At the age of 80, former U.S. Secretary of State Madeleine Albright says she doesn’t want to end her life in a bad mood about the United States.
“We have a president that doesn’t respect the institutions, and every hour of the day is proving that he thinks he’s above the law,” said Albright, who served as the Secretary of State from 1997 to 2001 — the first woman to hold that office — under President Bill Clinton.
Albright spoke Thursday night at the University of Chicago Institute of Politics, promoting her new book, Fascism: A Warning, an examination of the legacy of fascism and its status in the 20th century. She laid out a definition of fascism, touched on the country’s foreign relations with Russia, North Korea and more, and she said she finds it “really depressing in the vastest way” that a recent poll on a CNN show revealed that a majority of respondents believed there is a danger of fascism coming to the United States.
“I’m not calling President Trump a fascist. … The reason that I’m worried is because of the trends, but also that there is a leader who is exacerbating the differences, there’s no question,” she said. “That was very evident during the campaign and is evident every single day, pitting people against each other.”
She also decried Trump’s “direct attacks on the press,” accused him of “thinking that he’s above the law,” said he is “obviously being very negative about the judicial system,” claimed he uses rallies to “exacerbate the issues,” and said he has a “dog whistle for violence.”
“Those kinds of things worry me,” she said, adding that she first voted for president — John F. Kennedy — while living in Chicago in 1960, “and it counted a lot.”

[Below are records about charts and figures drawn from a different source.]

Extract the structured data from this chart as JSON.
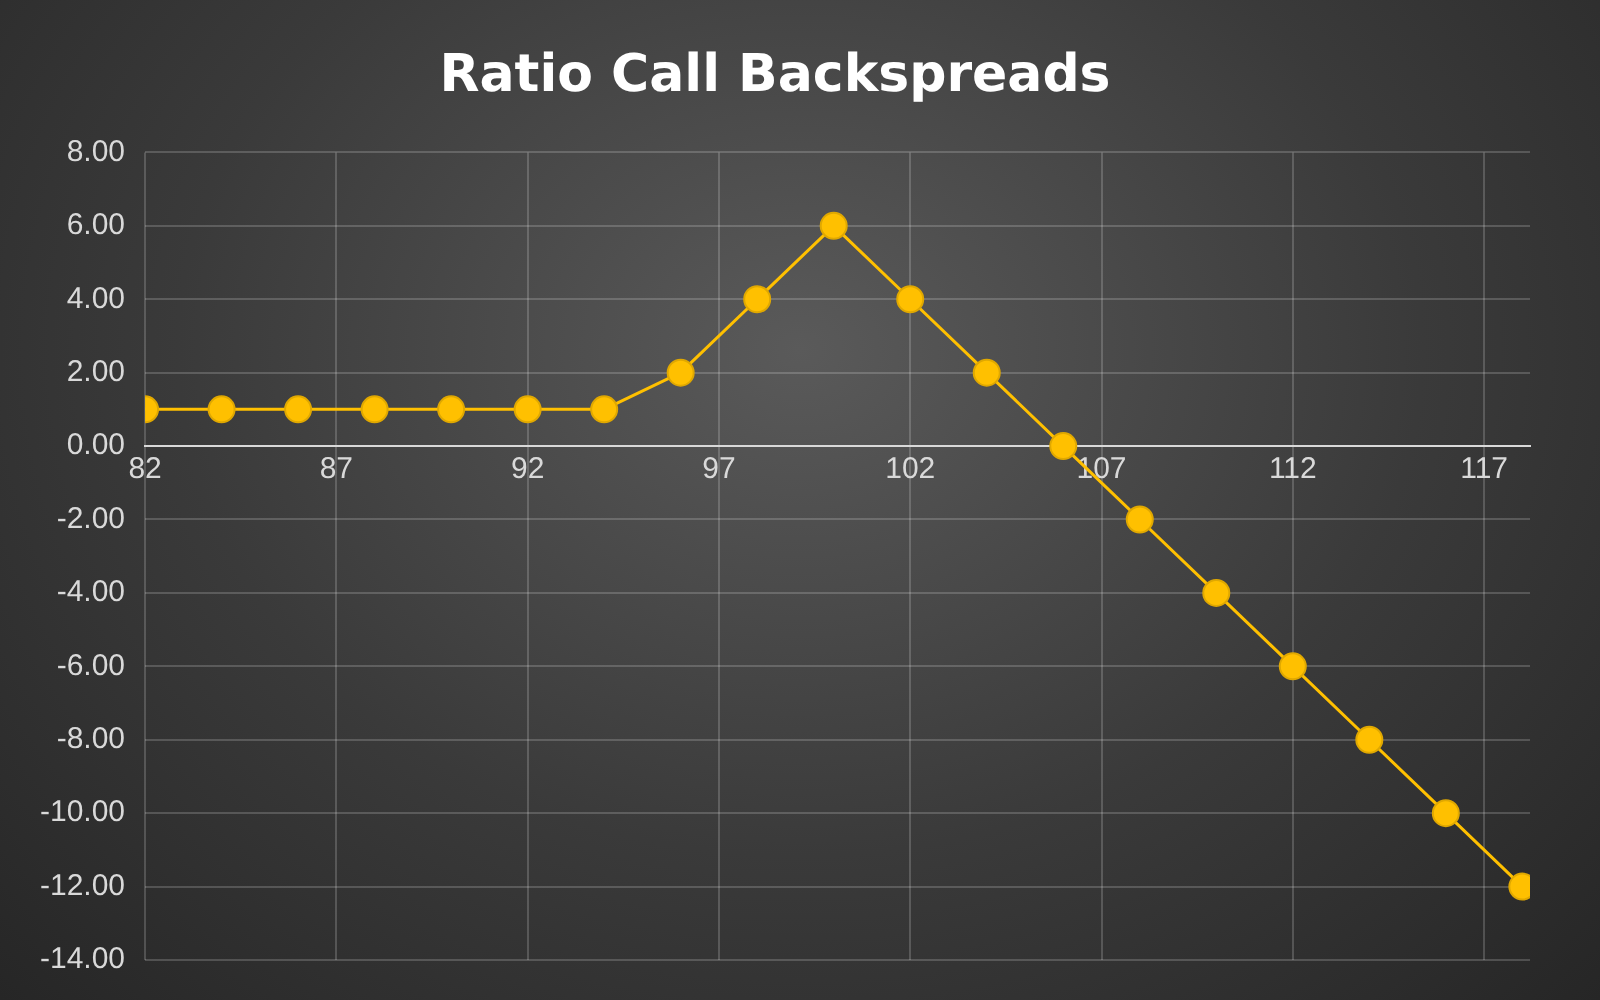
{
  "chart_data": {
    "type": "line",
    "title": "Ratio Call Backspreads",
    "x": [
      82,
      84,
      86,
      88,
      90,
      92,
      94,
      96,
      98,
      100,
      102,
      104,
      106,
      108,
      110,
      112,
      114,
      116,
      118
    ],
    "series": [
      {
        "color": "#ffc000",
        "values": [
          1,
          1,
          1,
          1,
          1,
          1,
          1,
          2,
          4,
          6,
          4,
          2,
          0,
          -2,
          -4,
          -6,
          -8,
          -10,
          -12
        ]
      }
    ],
    "xlim": [
      82,
      118.2
    ],
    "xticks": [
      82,
      87,
      92,
      97,
      102,
      107,
      112,
      117
    ],
    "ylim": [
      -14,
      8
    ],
    "yticks": [
      {
        "value": 8,
        "label": "8.00"
      },
      {
        "value": 6,
        "label": "6.00"
      },
      {
        "value": 4,
        "label": "4.00"
      },
      {
        "value": 2,
        "label": "2.00"
      },
      {
        "value": 0,
        "label": "0.00"
      },
      {
        "value": -2,
        "label": "-2.00"
      },
      {
        "value": -4,
        "label": "-4.00"
      },
      {
        "value": -6,
        "label": "-6.00"
      },
      {
        "value": -8,
        "label": "-8.00"
      },
      {
        "value": -10,
        "label": "-10.00"
      },
      {
        "value": -12,
        "label": "-12.00"
      },
      {
        "value": -14,
        "label": "-14.00"
      }
    ],
    "grid": true,
    "marker": "circle",
    "line_style": "solid",
    "legend": false
  }
}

Albright famously wears pins to make diplomatic statements, including the pin of a snake coiled around a branch she wore in 1994 after being called an “unparalleled serpent” by the press in Iraq while she was U.S. Ambassador to the United Nations. On Thursday, Albright wore a silver pin of the Roman god of messages, Mercury.
She ended her 75 minute speech by pushing the roughly 500 attendees to not just see something and say something, but to do something.
“I’ve never been kind of, you know, an agitator, but the bottom line is, I do think that university communities — the questions were terrific, because they all lead to the question of what we do together,” she said. “And I think we are in a very difficult time.”